Hoped to find some sensation here? Not gonna happen. Even their regular content is doing OK. When every tweet is a good performer, this is a sign of a good content strategy. There are no one-in-a-month super-star tweets with the rest of the tweets being losers. The only disadvantage here is that it’s a little boring to analyze when everything is doing great :)


Comparing campaigns in Twitter vs YouTube

How about comparing the same campaign in different social networks? Oreo Snack Hacks is a perfect candidate since it contains videos and could be analyzed both on Twitter and YouTube.




In absolute terms Twitter wins. But it’s important to note that there are different numbers of Followers between the Twitter and YouTube accounts. So let’s take this difference into account and calculate the Relative metrics per 1000 Followers for an accurate comparison.

Even in relative terms per 1000 followers, Twitter wins for virality (Relative Amplification rate), but YouTube beats Twitter for Relative Conversation rate and Relative Applause rate. This clearly demonstrates that different social networks create different responses - Twitter is geared for sharing, while YouTube is geared for conversations.


Content types analytics

Let’s compare the types of posts:

In this case, it’s impossible to separate tweets with pics because Oreo uses a smarty-pants technique to attach pics to tweets - Twitter cards. When they post a link, pictures are extracted automatically from meta-tags and are attached to tweets. Good for them, but not so good for our analysis :) Anyway, we can see that all types of content perform almost equally well in Twitter (we assume that the ‘Posts with links’ segment also contains tweets with pics).

Of course, different kinds of content perform better on different social networks. So, to satisfy our curiosity, let’s compare Oreo’s content structure for Twitter and Facebook.
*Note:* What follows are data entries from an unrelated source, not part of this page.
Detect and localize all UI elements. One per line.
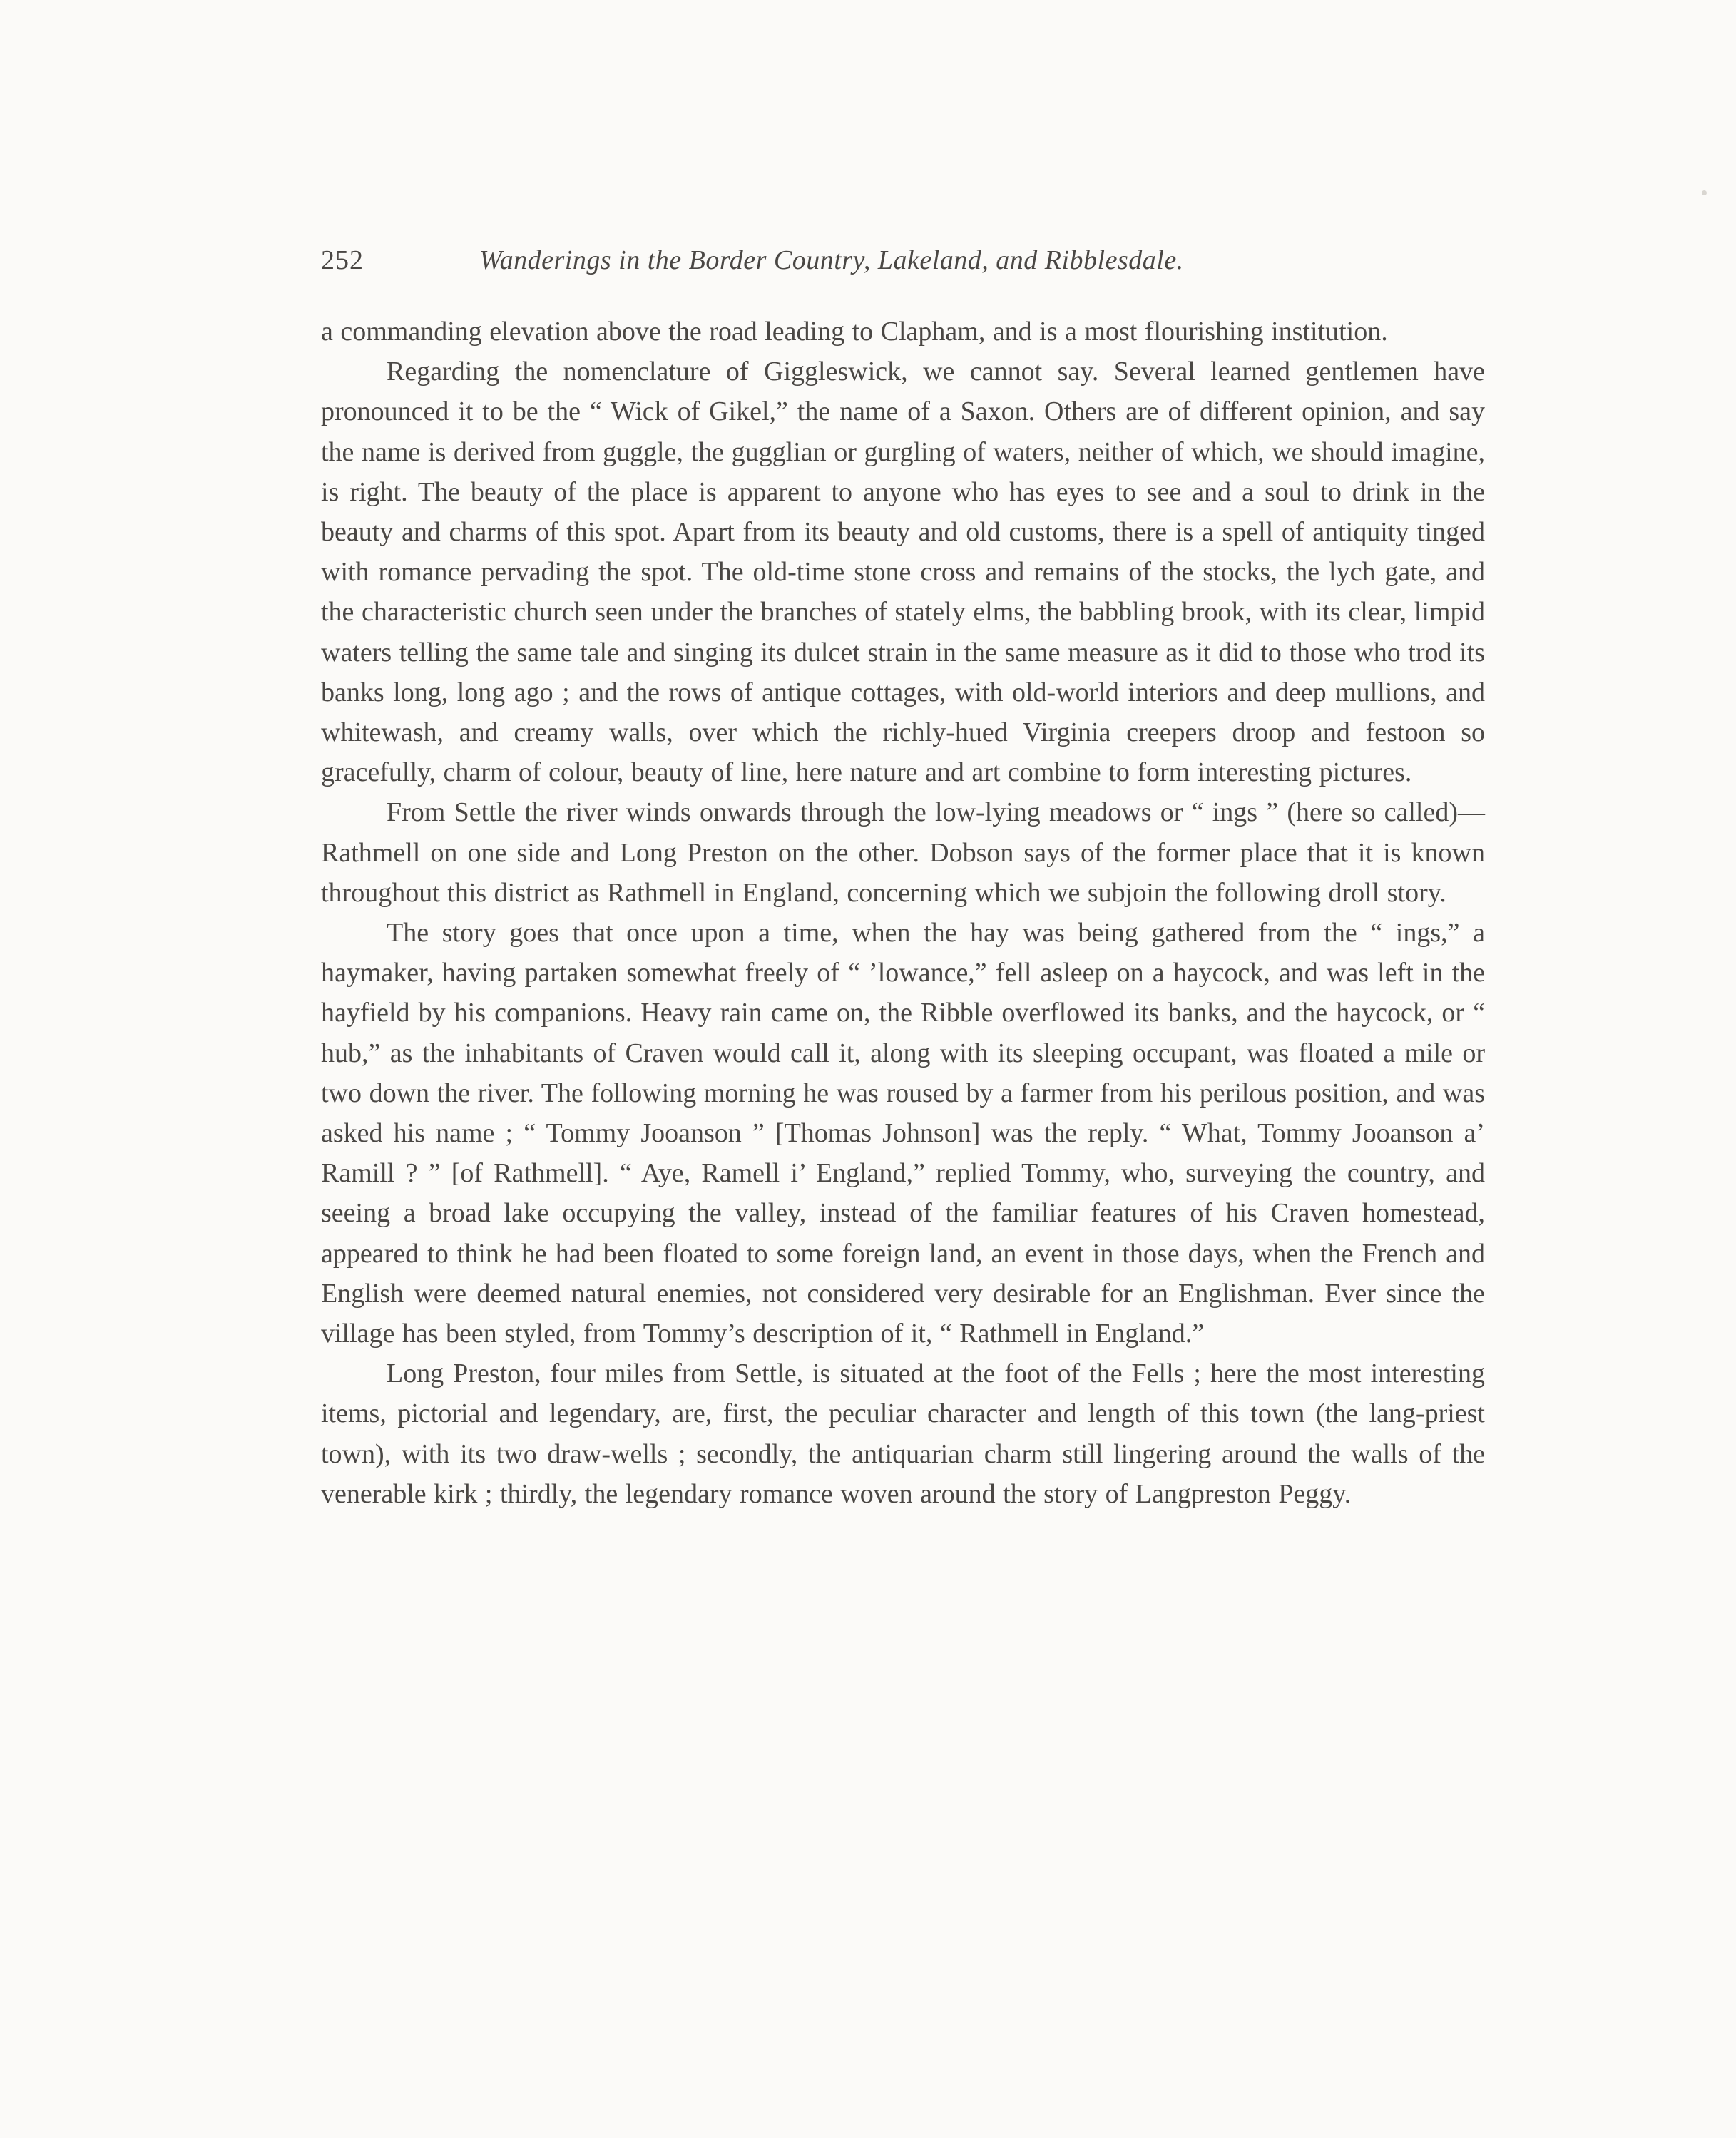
paragraph-continued: a commanding elevation above the road leading to Clapham, and is a most flourishing institution. — [321, 317, 1388, 347]
running-head — [321, 245, 1348, 287]
paragraph-giggleswick: Regarding the nomenclature of Giggleswick, we cannot say. Several learned gentlemen have pronounced it to be the “ Wick of Gikel,” the name of a Saxon. Others are of different opinion, and say the name is derived from guggle, the gugglian or gurgling of waters, neither of which, we should imagine, is right. The beauty of the place is apparent to anyone who has eyes to see and a soul to drink in the beauty and charms of this spot. Apart from its beauty and old customs, there is a spell of antiquity tinged with romance pervading the spot. The old-time stone cross and remains of the stocks, the lych gate, and the characteristic church seen under the branches of stately elms, the babbling brook, with its clear, limpid waters telling the same tale and singing its dulcet strain in the same measure as it did to those who trod its banks long, long ago ; and the rows of antique cottages, with old-world interiors and deep mullions, and whitewash, and creamy walls, over which the richly-hued Virginia creepers droop and festoon so gracefully, charm of colour, beauty of line, here nature and art combine to form interesting pictures. — [321, 357, 1485, 788]
body-text — [321, 312, 1485, 1514]
running-title: Wanderings in the Border Country, Lakeland, and Ribblesdale. — [479, 245, 1184, 275]
paragraph-story: The story goes that once upon a time, when the hay was being gathered from the “ ings,” a haymaker, having partaken somewhat freely of “ ’lowance,” fell asleep on a haycock, and was left in the hayfield by his companions. Heavy rain came on, the Ribble overflowed its banks, and the haycock, or “ hub,” as the inhabitants of Craven would call it, along with its sleeping occupant, was floated a mile or two down the river. The following morning he was roused by a farmer from his perilous position, and was asked his name ; “ Tommy Jooanson ” [Thomas Johnson] was the reply. “ What, Tommy Jooanson a’ Ramill ? ” [of Rathmell]. “ Aye, Ramell i’ England,” replied Tommy, who, surveying the country, and seeing a broad lake occupying the valley, instead of the familiar features of his Craven homestead, appeared to think he had been floated to some foreign land, an event in those days, when the French and English were deemed natural enemies, not considered very desirable for an Englishman. Ever since the village has been styled, from Tommy’s description of it, “ Rathmell in England.” — [321, 918, 1485, 1349]
paragraph-long-preston: Long Preston, four miles from Settle, is situated at the foot of the Fells ; here the most interesting items, pictorial and legendary, are, first, the peculiar character and length of this town (the lang-priest town), with its two draw-wells ; secondly, the antiquarian charm still lingering around the walls of the venerable kirk ; thirdly, the legendary romance woven around the story of Langpreston Peggy. — [321, 1359, 1485, 1509]
paper-speck — [1702, 190, 1707, 195]
paragraph-rathmell: From Settle the river winds onwards through the low-lying meadows or “ ings ” (here so called)—Rathmell on one side and Long Preston on the other. Dobson says of the former place that it is known throughout this district as Rathmell in England, concerning which we subjoin the following droll story. — [321, 797, 1485, 908]
page-number: 252 — [321, 245, 364, 275]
In Facebook, there are no posts with links and no plain text posts at all. And strangely, pics are performing better than videos. Here’s how posts categorized by content type looks for both social networks:

It’s a good thing that 79% of Oreo’s posts on Facebook have pictures, since these are their most engaging posts


Owned vs Rented content

Another useful aspect to analyze is the proportion between Owned and Rented content: that is the difference between the brand’s Own posts vs Retweets. Current evidence shows that for all types of brands, industries and countries, there is one common rule - retweets perform worse than a brand’s own content. The only question now is to work out by just how much worse.

It’s great to see that Oreo’s Rented content isn’t as bad as it could have been. Retweets are only 1.5-2 times worse in performance when compared to the Owned content. And it’s good that Oreo keeps a really nice proportion between Owned and Rented - only 2% of their content is Retweets.

Out of curiosity, let’s compare Oreo’s worst posts (Retweets) performance with the Food and Beverages Industry Standard for all tweets:

Wow, even their worst posts are 2 times better than the Industry Standard for all posts.


Comparing to Industry Standard

Oreo’s content techniques are great, but we have no idea just how great they are until we put them in context. So let’s take a look at how Oreo’s tweets are performing compared to the Industry Standard:

As expected, Oreo are doing great when compared to the average Industry Standard: they are 3-4 times higher than average. But there is still some way to go to outgrow the maximum Industry Standard. Of course, the Foods and Beverages Industry is huge and include brands that cannot realistically compete with each other, but it’s always good to see the whole picture and have a higher bar in mind.

So at the end of the day, what can we learn from this super-social cookie-brand?

  • A creative mini content series is a good way to entertain followers and will help you to more easily find ideas for your next posts.
  • Keeping the number of Retweets to minimum pays off due to their lower performance.
  • Find out which content types work the best for each social network and don’t waste your time on other types.
  • When running and analyzing the same campaign on a different social network, make sure you take into account the specifics of each source.